I sometimes wonder if the true purpose of the internet is to provide a platform for Facebum and Tw@ter to hold their subscriptions willy-waving contest on.
Nice obfuscation of the neat bullet points in the article there!
....throws money and time into features most people don't need and then enables them by default.
MS, Oracle, Adobe, IBM, Google, Mozilla........etc ad bloody nauseum are guilty of that one. I suspect that the idea here is twofold.
First is that they think that if they add everything including the kitchen sink, they can please all the people all the time.
Second it gives the development team something to do in the absence of any better ideas....
you can get last years Flagship on a virtually zero cost upgrade
If you're stupid enough to shell out for a premium price, long lock-in contract. Of course your network'll give you a decent upgrade in that case, it's the profit on the likes of you that gets the CEO his new Merc every year.
You should see what a nice, steaming hot coffee mug does to the actual disk inside a 3.5 inch floppy when the user is in the habit of using it as a coaster to protect their eye-wateringly expensive mahogany desk from the heat.......(!)
No, I didn't get the important spreadsheet data back..... although I was moved to enquire as to what it was that had led them to believe that diskettes were less vulnerable in this regard than legendarily robust hardwoods.
Had this one firsthand from a bloke at a software house who was called by a customer who'd installed their product (we'll call it the "XYZ" system here) to find it didn't work:
"Who were you logged in as when you ran the installation?"
"Er, me."
"Ah, that'll be the problem. It is clearly stated in the installation guide that the installation process must be run as root. Can you get the root password?"
"Yes, of course. Hang on a tick."
[a couple of minutes pass]
"Right. Got it. Shall I run the installation again?"
"Before you do that, we should probably tidy up the remains of the invalid one, just to be on the safe side. Could you cd to slash bin for me?" (yes, this is some considerable time prior to the POSIX directory merry-go-round)
"Done that."
"Great. Now type rm -rf XYZ* and press enter."
"Done that."
"Okay. Now we'll....."
"....Wait, it hasn't come back yet."
"Is it back now?"
"No...."
[cold sweaty feeling]
"Could you read back what you typed on the command line please?"
"rm minus rf XYZ star"
"Can I have that with the spaces please?"
"rm space minus rf space XYZ space star."
"Ooooooookaaaaayyyyyyy. Do you have a recent backup of the server....?"
YouTube are like the great granddaddy of torrent leechers.
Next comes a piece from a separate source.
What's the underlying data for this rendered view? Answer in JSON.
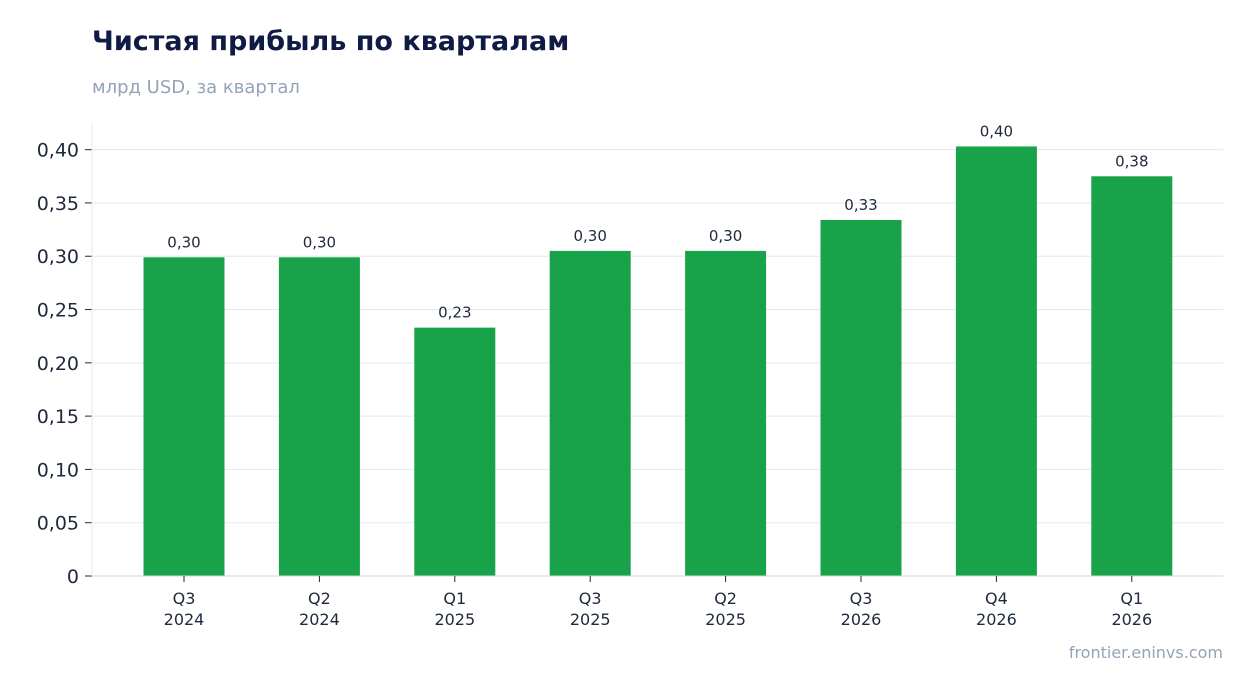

They chew on everyone else's bandwidth for their own benefit and give fuck-all back (any contribution made to backbone routing by google is of sod-all significance when it's your local loop getting the shaft).
For some reason, when we elect to block or throttle some leeching git it's a good thing, but when a provider does it for the same reasons, it's bad. One law for us I guess.....
Easy answer. If you really must have 24hr mobile access to that cat falling in the bog, don't use T-Mobile. Personally I like competition and a service where I knew that the bandwidth wasn't being shat on by drooling morons giggling at shit videos sounds very attractive.
So you reckon that playing any video in anything other than its native resolution is copyright infringement?
You are a complete spanner and ICMFP!
(Hint for the terminally thick: I reckon youtube don't put those 8k vids up purely for decoration).
Nobody anywhere seems to have ever implemented the right use for this sort of tech.
The ability to look up exactly where your bike currently is[1], courtesy of the electronics embedded in the frame and remotely detonate the 1/2 lb of C4 adjacent to same.
[1] In case the scrote who nicked it is currently using it in a place where there are innocent bystanders of course. Bonus points for finding it's in "Honest Dave's Dodgy Bikes" and claiming the jackpot.
If you have Cortana set to respond to "Hey Cortana", turn it off. That often does it.
Used to work just fine, but broken as of the 1511 update in Win 10. This is probably the most annoying thing about 10, the major updates have a nasty habit of breaking as much, if not more, than they fix.